When the chemical hit the water, it broke down into hydrogen sulfide, a gas, and methyl isothiocyanate, a chemical that emits a toxic gas, according to toxicologists with the Department of Fish and Game. The gases drifted south to Dunsmuir, engulfing the community in a rotten-egg smell.

A spokeswoman at Mercy Medical Center Lake Shasta said 25 people had been treated for minor symptoms by nightfall Monday, and added "they're still trickling in." A fisherman on the river, Glen Thesin of San Jose, suffered skin and eye irritation, and California Highway Patrol Officer Ed Kopping said a patrolman working in the area was overcome with nausea.

Within hours of the spill, local and county officials began evacuating residents along the river and posting signs warning people not to fish. State park rangers spent the day roaming campgrounds near the scenic waterway, evacuating vacationing families and anglers. Emergency shelters were established at two high schools, and more than 115 people sought help.

Dunsmuir officials, meanwhile, complained that railroad practices were in need of scrutiny by Southern Pacific. They said at least one derailment a year occurs near their city, located in an area where treacherous tracks follow the winding course of the river. This one, however, is the worst in memory, threatening one of the city's main sources of income--tourism.

The city used to rely on the railroad and on the lumber business for jobs and dollars. But "now we've mostly got the fishermen," said Mayor Virginia Barham.
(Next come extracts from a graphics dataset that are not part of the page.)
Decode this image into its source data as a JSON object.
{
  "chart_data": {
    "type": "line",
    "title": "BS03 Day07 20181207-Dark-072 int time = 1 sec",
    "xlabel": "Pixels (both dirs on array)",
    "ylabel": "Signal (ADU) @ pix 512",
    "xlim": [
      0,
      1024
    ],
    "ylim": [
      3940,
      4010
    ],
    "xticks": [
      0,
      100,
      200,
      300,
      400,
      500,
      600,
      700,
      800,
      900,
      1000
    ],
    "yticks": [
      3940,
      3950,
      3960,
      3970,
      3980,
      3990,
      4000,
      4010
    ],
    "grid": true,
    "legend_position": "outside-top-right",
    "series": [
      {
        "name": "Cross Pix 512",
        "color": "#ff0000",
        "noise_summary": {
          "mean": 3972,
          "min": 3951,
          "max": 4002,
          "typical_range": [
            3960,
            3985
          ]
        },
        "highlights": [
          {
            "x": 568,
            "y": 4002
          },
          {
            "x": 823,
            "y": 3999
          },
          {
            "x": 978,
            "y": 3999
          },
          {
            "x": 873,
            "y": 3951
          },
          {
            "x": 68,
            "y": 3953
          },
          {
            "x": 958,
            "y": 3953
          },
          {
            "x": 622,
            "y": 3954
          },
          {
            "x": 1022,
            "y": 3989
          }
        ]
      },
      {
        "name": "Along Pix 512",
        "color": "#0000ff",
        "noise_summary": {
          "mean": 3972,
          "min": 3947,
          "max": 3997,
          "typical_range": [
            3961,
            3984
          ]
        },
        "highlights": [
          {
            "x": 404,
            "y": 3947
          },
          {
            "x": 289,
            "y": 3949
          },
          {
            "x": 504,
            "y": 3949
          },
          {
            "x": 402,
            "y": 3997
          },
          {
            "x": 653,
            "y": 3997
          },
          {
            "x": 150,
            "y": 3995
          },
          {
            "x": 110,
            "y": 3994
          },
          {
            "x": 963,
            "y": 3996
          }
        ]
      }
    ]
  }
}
"It's going to hurt, no doubt about it," Barham said. "We've already heard about cancellations.

"It's an awful thing and I hope the worst is behind us," she said. "It would behoove Southern Pacific to look into their practices."

Times staff writer Virginia Ellis contributed to this story from Sacramento.

BACKGROUND

Metam-sodium, the pesticide that spilled into the Sacramento River, is a soil fumigant used against weeds, nematodes and insects. It is applied to the soil before the planting of many California crops, including fruits, vegetables and cotton. In 1989, there were 4.7 million pounds of metam-sodium used in the state. When diluted, the chemical degrades rapidly into methyl isothiocyanate (MITC) and hydrogen sulfide, a gas. Exposure to MITC can cause extreme skin, eye and respiratory irritation but no long-term health effects. It is extremely toxic to fish, but much less toxic to birds and other animals.

Chemical Spill

A Southern Pacific tanker car derailed and spilled 19,500 gallons of a toxic weed-killer into the Sacramento River on Sunday night, about six miles north of Dunsmuir. The site is about 30 miles north of Lake Shasta, a key part of the state's drinking-water system.